Insurance companies generally have a loss ratio: a percentage of income from insurance policies they must pay out. In health insurance this percentage varies: it’s lower for individual plans, and higher for group plans. Most commonly it’s 80%.
If they pay out less, in many cases they have to return the difference to policy owners. (Not always though. Often with Medicaid, for example, this isn’t the case.)
This doesn’t mean that they have no reason to deny care, however. They want their health care costs as close to that bottom number as possible without going past it. If they spend, say, 83% rather than 80%, that will cost them billions. Denial of care is meant to get the margin as close to to loss ratio as possible.
This also means that the best way to increase gross profits (not the percentage, but gross) is to sell as much insurance as possible.
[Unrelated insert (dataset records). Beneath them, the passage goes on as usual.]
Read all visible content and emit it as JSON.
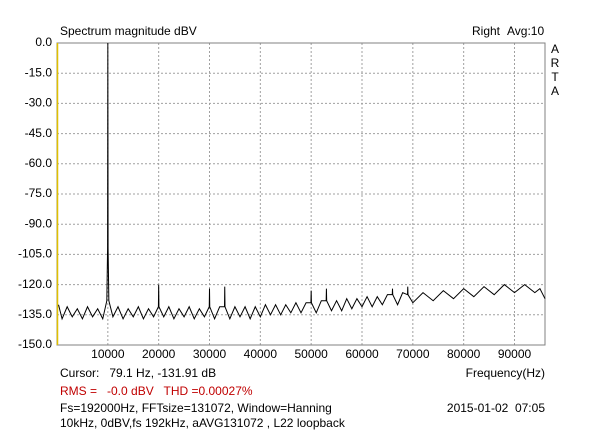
{
  "chart_data": {
    "type": "line",
    "title": "Spectrum magnitude dBV",
    "channel": "Right",
    "averaging": "Avg:10",
    "side_letters": [
      "A",
      "R",
      "T",
      "A"
    ],
    "cursor": "Cursor:   79.1 Hz, -131.91 dB",
    "x_label": "Frequency(Hz)",
    "rms": "RMS =   -0.0 dBV   THD =0.00027%",
    "settings": "Fs=192000Hz, FFTsize=131072, Window=Hanning",
    "timestamp": "2015-01-02  07:05",
    "note": "10kHz, 0dBV,fs 192kHz, aAVG131072 , L22 loopback",
    "color": "#000000",
    "grid": true,
    "xlim": [
      0,
      96000
    ],
    "ylim": [
      -150,
      0
    ],
    "xticks": [
      10000,
      20000,
      30000,
      40000,
      50000,
      60000,
      70000,
      80000,
      90000
    ],
    "yticks": [
      {
        "value": 0,
        "label": "0.0"
      },
      {
        "value": -15,
        "label": "-15.0"
      },
      {
        "value": -30,
        "label": "-30.0"
      },
      {
        "value": -45,
        "label": "-45.0"
      },
      {
        "value": -60,
        "label": "-60.0"
      },
      {
        "value": -75,
        "label": "-75.0"
      },
      {
        "value": -90,
        "label": "-90.0"
      },
      {
        "value": -105,
        "label": "-105.0"
      },
      {
        "value": -120,
        "label": "-120.0"
      },
      {
        "value": -135,
        "label": "-135.0"
      },
      {
        "value": -150,
        "label": "-150.0"
      }
    ],
    "x": [
      300,
      1000,
      2000,
      3000,
      4000,
      5000,
      6000,
      7000,
      8000,
      9000,
      9800,
      9950,
      10000,
      10050,
      10200,
      11000,
      12000,
      13000,
      14000,
      15000,
      16000,
      17000,
      18000,
      19000,
      19950,
      20000,
      20050,
      21000,
      22000,
      23000,
      24000,
      25000,
      26000,
      27000,
      28000,
      29000,
      29950,
      30000,
      30050,
      31000,
      32000,
      32950,
      33000,
      33050,
      34000,
      35000,
      36000,
      37000,
      38000,
      39000,
      40000,
      41000,
      42000,
      43000,
      44000,
      45000,
      46000,
      47000,
      48000,
      49000,
      49950,
      50000,
      50050,
      51000,
      52000,
      52950,
      53000,
      53050,
      54000,
      55000,
      56000,
      57000,
      58000,
      59000,
      60000,
      61000,
      62000,
      63000,
      64000,
      65000,
      65950,
      66000,
      66050,
      67000,
      68000,
      68950,
      69000,
      69050,
      70000,
      72000,
      74000,
      76000,
      78000,
      80000,
      82000,
      84000,
      86000,
      88000,
      90000,
      92000,
      94000,
      95000,
      96000
    ],
    "values": [
      -130,
      -137,
      -131,
      -136,
      -132,
      -137,
      -131,
      -136,
      -132,
      -137,
      -128,
      -102,
      0,
      -102,
      -128,
      -136,
      -131,
      -137,
      -132,
      -136,
      -131,
      -137,
      -132,
      -136,
      -131,
      -120,
      -131,
      -136,
      -131,
      -137,
      -132,
      -136,
      -131,
      -137,
      -132,
      -136,
      -131,
      -122,
      -131,
      -137,
      -131,
      -131,
      -121,
      -131,
      -137,
      -131,
      -136,
      -131,
      -137,
      -131,
      -136,
      -130,
      -135,
      -130,
      -135,
      -130,
      -134,
      -129,
      -134,
      -129,
      -129,
      -123,
      -129,
      -134,
      -128,
      -128,
      -122,
      -128,
      -133,
      -128,
      -133,
      -127,
      -132,
      -127,
      -131,
      -126,
      -131,
      -126,
      -130,
      -125,
      -125,
      -122,
      -125,
      -130,
      -124,
      -125,
      -121,
      -125,
      -129,
      -124,
      -128,
      -123,
      -127,
      -122,
      -126,
      -121,
      -125,
      -120,
      -124,
      -120,
      -124,
      -122,
      -127
    ]
  }
}
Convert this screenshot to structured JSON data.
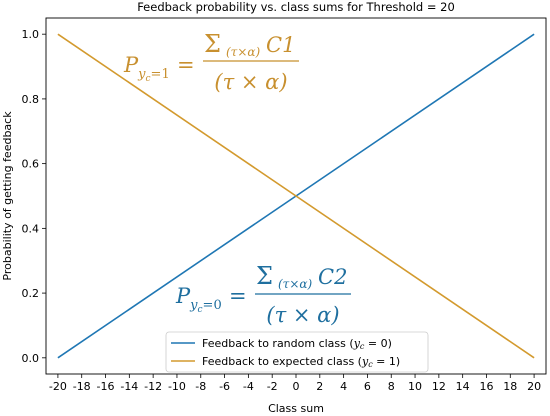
{
  "chart_data": {
    "type": "line",
    "title": "Feedback probability vs. class sums for Threshold = 20",
    "xlabel": "Class sum",
    "ylabel": "Probability of getting feedback",
    "xlim": [
      -21,
      21
    ],
    "ylim": [
      -0.05,
      1.05
    ],
    "x_ticks": [
      -20,
      -18,
      -16,
      -14,
      -12,
      -10,
      -8,
      -6,
      -4,
      -2,
      0,
      2,
      4,
      6,
      8,
      10,
      12,
      14,
      16,
      18,
      20
    ],
    "x_tick_labels": [
      "-20",
      "-18",
      "-16",
      "-14",
      "-12",
      "-10",
      "-8",
      "-6",
      "-4",
      "-2",
      "0",
      "2",
      "4",
      "6",
      "8",
      "10",
      "12",
      "14",
      "16",
      "18",
      "20"
    ],
    "y_ticks": [
      0.0,
      0.2,
      0.4,
      0.6,
      0.8,
      1.0
    ],
    "y_tick_labels": [
      "0.0",
      "0.2",
      "0.4",
      "0.6",
      "0.8",
      "1.0"
    ],
    "grid": false,
    "legend_position": "lower-right",
    "series": [
      {
        "name_prefix": "Feedback to random class (",
        "name_math": "y",
        "name_sub": "c",
        "name_suffix": " = 0)",
        "color": "#1f77b4",
        "x": [
          -20,
          20
        ],
        "y": [
          0.0,
          1.0
        ]
      },
      {
        "name_prefix": "Feedback to expected class (",
        "name_math": "y",
        "name_sub": "c",
        "name_suffix": " = 1)",
        "color": "#d39a2e",
        "x": [
          -20,
          20
        ],
        "y": [
          1.0,
          0.0
        ]
      }
    ],
    "annotations": [
      {
        "name": "equation-expected",
        "color": "#c8902f",
        "lhs_var": "P",
        "lhs_sub_var": "y",
        "lhs_sub_sub": "c",
        "lhs_sub_rest": "=1",
        "equals": "=",
        "numerator_sum": "Σ",
        "numerator_sub": "(τ×α)",
        "numerator_var": "C1",
        "denominator": "(τ × α)"
      },
      {
        "name": "equation-random",
        "color": "#1f6f9f",
        "lhs_var": "P",
        "lhs_sub_var": "y",
        "lhs_sub_sub": "c",
        "lhs_sub_rest": "=0",
        "equals": "=",
        "numerator_sum": "Σ",
        "numerator_sub": "(τ×α)",
        "numerator_var": "C2",
        "denominator": "(τ × α)"
      }
    ]
  }
}
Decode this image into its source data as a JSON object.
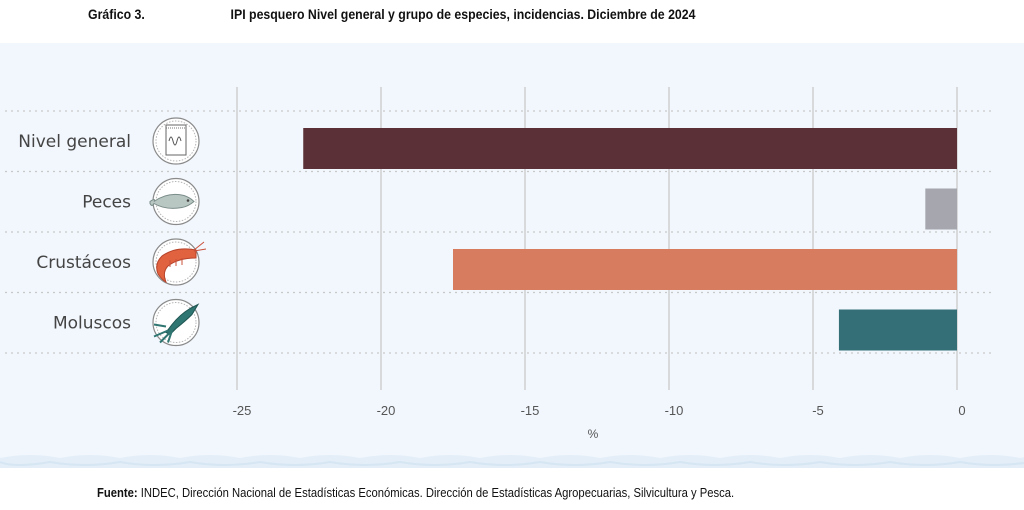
{
  "header": {
    "figure_label": "Gráfico 3.",
    "title": "IPI pesquero Nivel general y grupo de especies, incidencias. Diciembre de 2024"
  },
  "chart_data": {
    "type": "bar",
    "orientation": "horizontal",
    "title": "IPI pesquero Nivel general y grupo de especies, incidencias. Diciembre de 2024",
    "categories": [
      "Nivel general",
      "Peces",
      "Crustáceos",
      "Moluscos"
    ],
    "category_icons": [
      "chart-notebook-icon",
      "fish-icon",
      "shrimp-icon",
      "squid-icon"
    ],
    "values": [
      -22.7,
      -1.1,
      -17.5,
      -4.1
    ],
    "colors": [
      "#5b3037",
      "#a6a6ae",
      "#d77c5e",
      "#346f78"
    ],
    "xlabel": "%",
    "ylabel": "",
    "xlim": [
      -25,
      0
    ],
    "xticks": [
      -25,
      -20,
      -15,
      -10,
      -5,
      0
    ],
    "xtick_labels": [
      "-25",
      "-20",
      "-15",
      "-10",
      "-5",
      "0"
    ],
    "grid": "vertical solid at ticks, horizontal dotted between categories",
    "legend": "none"
  },
  "footer": {
    "source_label": "Fuente:",
    "source_text": " INDEC, Dirección Nacional de Estadísticas Económicas. Dirección de Estadísticas Agropecuarias, Silvicultura y Pesca."
  }
}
Eighty percent of a 2X is more than 80% of X.
So the incentives align such that the best way to make money is to sell as much as possible, then deny the necessary amount of care to get as close to the loss ratio as possible.
It should not need to be pointed out that Americans, as a group, are a very sick people: lots of obesity and chronic illness and in this age of Covid, long Covid and the rise of illness caused by post-Covid, more and more denial of care will be required to hit numbers.
Insurance company profit ratios hardly move in percentage terms. But making more money is still better, and the more money they make in gross terms the larger executive salaries, bonuses and stock options can be.